To bypass artificial intelligence writing detection, college students are reportedly adding typos into their chatbot-generated papers.

In a wide-ranging exploration into the ways AI has rapidly changed academia, students told New York Magazine that AI cheating has become so normalized, they're figuring out creative ways to get away with it.

While it's common for students — and for anyone else who uses ChatGPT and other chatbots — to edit the output of an AI chatbot, some are adding typos manually to make essays sound more human.

Some more ingenious users are advising chatbots to essentially dumb down their writing. In a TikTok viewed by NYMag, for instance, a student said she likes to prompt chatbots to "write [an essay] as a college freshman who is a li’l dumb" to bypass AI detection.

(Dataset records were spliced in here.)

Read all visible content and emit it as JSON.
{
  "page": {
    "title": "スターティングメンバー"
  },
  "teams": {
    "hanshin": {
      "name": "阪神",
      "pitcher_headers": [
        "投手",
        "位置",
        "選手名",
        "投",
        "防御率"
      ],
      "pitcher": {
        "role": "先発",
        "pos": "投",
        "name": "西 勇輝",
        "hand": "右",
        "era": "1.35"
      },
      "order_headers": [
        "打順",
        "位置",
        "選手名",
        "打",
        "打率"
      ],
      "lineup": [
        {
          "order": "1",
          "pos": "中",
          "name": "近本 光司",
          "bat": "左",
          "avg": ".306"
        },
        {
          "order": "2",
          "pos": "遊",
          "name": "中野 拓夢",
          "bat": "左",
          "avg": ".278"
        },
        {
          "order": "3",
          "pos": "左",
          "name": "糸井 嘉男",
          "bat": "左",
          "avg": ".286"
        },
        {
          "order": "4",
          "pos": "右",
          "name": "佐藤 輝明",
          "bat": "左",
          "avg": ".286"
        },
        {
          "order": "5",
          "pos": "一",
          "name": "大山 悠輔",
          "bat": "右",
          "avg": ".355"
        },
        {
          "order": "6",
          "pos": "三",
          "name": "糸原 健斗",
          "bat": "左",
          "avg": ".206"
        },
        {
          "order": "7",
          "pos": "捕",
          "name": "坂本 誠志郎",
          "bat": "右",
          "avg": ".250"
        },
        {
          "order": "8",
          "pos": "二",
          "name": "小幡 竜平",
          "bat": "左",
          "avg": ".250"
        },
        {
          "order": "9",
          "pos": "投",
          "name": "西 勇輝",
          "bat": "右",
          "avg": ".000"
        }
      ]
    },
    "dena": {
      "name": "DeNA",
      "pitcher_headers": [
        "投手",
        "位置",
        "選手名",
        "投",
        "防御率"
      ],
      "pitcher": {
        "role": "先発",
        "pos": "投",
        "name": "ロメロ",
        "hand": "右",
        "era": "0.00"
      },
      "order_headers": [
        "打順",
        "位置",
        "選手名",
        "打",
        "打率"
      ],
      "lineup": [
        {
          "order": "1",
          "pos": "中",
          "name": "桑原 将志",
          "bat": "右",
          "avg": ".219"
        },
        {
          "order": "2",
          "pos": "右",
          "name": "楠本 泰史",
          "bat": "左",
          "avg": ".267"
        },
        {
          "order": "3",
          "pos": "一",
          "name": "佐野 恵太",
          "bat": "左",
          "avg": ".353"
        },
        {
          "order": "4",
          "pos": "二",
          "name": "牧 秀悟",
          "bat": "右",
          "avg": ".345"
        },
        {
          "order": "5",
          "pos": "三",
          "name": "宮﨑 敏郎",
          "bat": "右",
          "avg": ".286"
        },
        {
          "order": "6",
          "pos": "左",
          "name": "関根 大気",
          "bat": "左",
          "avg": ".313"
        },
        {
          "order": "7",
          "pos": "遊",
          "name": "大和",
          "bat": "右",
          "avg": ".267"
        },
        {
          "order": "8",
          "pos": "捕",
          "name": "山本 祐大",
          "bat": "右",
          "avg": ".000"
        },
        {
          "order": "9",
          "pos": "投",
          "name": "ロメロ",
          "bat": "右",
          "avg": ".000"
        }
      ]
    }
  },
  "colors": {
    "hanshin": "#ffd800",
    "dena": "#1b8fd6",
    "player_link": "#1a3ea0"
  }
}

Stanford sophomore Eric told NYMag that his classmates have gotten "really good at manipulating the systems."

"You put a prompt in ChatGPT, then put the output into another AI system, then put it into another AI system," he said. "At that point, if you put it into an AI-detection system, it decreases the percentage of AI used every time."

The irony, of course, is that students who go to such lengths to make their AI-generated papers sound human could be using that creativity to actually write the dang things.

Still, instructors are concerned by the energy students are expending on cheating with chatbots.

"They're using AI because it’s a simple solution and it’s an easy way for them not to put in time writing essays," University of Iowa teaching assistant Sam Williams told the magazine. "And I get it, because I hated writing essays when I was in school."

When assisting a general education class on music and social change last fall, Williams said he was shocked by the change in tone and quality between students' first assignments — a personal essay about their own tastes — and their second, which dug into the history of New Orleans jazz.

Not only did those essays sound different, but many included egregious factual errors like the inclusion of Elvis Presley, who was neither a part of the Nola scene nor a jazz musician.

"I literally told my class, 'Hey, don’t use AI,'" the teaching assistant recalled. "'But if you’re going to cheat, you have to cheat in a way that’s intelligent. You can’t just copy exactly what it spits out.'"

Students have seemingly taken that advice to heart — and Williams, like his colleagues around the country, is concerned about students taking their AI use ever further.

"Whenever they encounter a little bit of difficulty, instead of fighting their way through that and growing from it, they retreat to something that makes it a lot easier for them," the Iowa instructor said.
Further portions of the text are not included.